To do that, Stevens is breaking down the boundaries that so often define opera in this country, particularly that it’s stodgy and not understandable to a wider audience.

“In other countries, opera is like a participation sport,” Stevens said. “If you go to an opera in Italy, everyone is screaming and shouting.”

One example of how Opera Modesto is changing the script on operas is through their production of “The Race.” It is a re-telling of some of Aesop’s well-known fables. It was composed by Deborah Kavasch and libretto by Linda Bunney-Sarhad. Opera Modesto cast 19 youth performers and since they couldn’t perform it live because it was during the COVID-19 pandemic, they decided to make a movie. It was filmed by Michael Everett of The Creation Lab, with costumes by Keilani Gleave, conducted by Liisa Davila and directed by Carolina Stevens. 

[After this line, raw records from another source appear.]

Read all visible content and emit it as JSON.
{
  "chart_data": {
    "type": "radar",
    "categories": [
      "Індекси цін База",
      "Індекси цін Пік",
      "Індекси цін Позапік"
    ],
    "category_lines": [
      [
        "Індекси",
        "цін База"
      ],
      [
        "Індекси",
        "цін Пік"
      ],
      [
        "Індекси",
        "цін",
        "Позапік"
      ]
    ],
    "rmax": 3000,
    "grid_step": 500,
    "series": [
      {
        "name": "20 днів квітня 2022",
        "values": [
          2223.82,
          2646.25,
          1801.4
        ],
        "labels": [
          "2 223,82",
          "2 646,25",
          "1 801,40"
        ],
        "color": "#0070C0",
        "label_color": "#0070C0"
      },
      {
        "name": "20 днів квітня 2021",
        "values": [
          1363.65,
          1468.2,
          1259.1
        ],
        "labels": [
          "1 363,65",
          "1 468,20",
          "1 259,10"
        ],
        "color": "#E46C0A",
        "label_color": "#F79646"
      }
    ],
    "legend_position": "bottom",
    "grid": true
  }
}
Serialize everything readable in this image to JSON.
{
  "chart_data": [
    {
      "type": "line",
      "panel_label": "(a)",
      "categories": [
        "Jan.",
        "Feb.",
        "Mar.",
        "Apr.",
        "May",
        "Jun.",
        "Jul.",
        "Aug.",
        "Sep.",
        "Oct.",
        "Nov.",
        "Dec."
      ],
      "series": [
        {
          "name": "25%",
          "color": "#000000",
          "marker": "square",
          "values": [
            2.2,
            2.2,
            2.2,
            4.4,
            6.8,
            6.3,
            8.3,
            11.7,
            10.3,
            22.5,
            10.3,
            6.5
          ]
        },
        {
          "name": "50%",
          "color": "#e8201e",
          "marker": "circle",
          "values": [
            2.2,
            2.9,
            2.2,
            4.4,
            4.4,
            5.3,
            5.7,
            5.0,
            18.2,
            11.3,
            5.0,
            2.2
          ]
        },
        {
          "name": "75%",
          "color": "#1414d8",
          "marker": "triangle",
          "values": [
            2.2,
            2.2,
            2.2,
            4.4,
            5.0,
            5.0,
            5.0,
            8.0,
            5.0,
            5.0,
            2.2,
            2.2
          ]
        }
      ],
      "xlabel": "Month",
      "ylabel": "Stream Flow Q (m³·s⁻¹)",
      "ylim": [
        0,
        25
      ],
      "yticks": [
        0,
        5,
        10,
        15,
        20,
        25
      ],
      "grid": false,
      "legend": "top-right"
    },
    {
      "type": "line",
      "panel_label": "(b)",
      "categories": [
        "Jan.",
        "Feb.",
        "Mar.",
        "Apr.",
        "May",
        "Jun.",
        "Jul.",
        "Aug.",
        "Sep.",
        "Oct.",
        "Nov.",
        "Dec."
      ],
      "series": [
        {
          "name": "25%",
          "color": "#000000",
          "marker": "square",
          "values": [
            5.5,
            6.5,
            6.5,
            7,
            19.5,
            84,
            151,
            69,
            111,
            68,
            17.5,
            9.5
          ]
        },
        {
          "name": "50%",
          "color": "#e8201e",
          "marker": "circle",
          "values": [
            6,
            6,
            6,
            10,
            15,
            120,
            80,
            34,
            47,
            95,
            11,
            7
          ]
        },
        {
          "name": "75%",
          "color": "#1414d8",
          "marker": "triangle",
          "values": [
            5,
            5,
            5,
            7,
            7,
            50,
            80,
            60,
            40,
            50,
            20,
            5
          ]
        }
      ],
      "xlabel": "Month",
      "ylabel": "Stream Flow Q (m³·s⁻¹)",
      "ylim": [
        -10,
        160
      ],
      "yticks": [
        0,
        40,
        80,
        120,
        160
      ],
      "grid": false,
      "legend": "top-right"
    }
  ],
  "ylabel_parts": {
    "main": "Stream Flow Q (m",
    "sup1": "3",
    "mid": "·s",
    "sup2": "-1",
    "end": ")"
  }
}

The result was a film that has won more than 50 awards, been translated into multiple languages and inspired a graphic novel.

“We have been making opera accessible to thousands of kids and adults and it’s usually the adults who think they know what opera is and think they don’t like it,” Stevens said.

The tie in among opera and literature is the next big venture from Opera Modesto with their upcoming PoeCon in Modesto. PoeCon will be a family-friendly weekend that investigates and celebrates the life, works, and legacy of America’s own literary giant, Edgar Allan Poe. There will be a total of six unique sessions over two days. Each session will be led by a Poe expert. The array of presenters includes educators, authors, professionals and aficionados of Edgar Allan Poe. ​Each presentation is approximately 45 minutes. Three sessions are from 9 a.m. to noon on Jan. 14. An additional three sessions will be from 9 a.m. to noon on Jan. 15. A PoeCon ticket guarantees entrance to all six sessions.

Opera Modesto will also be staging two Edgar Allen Poe inspired operas. “Tell Tale Heart” and “Annabel” will be performed at The State Theatre on Jan. 14 and Jan. 15.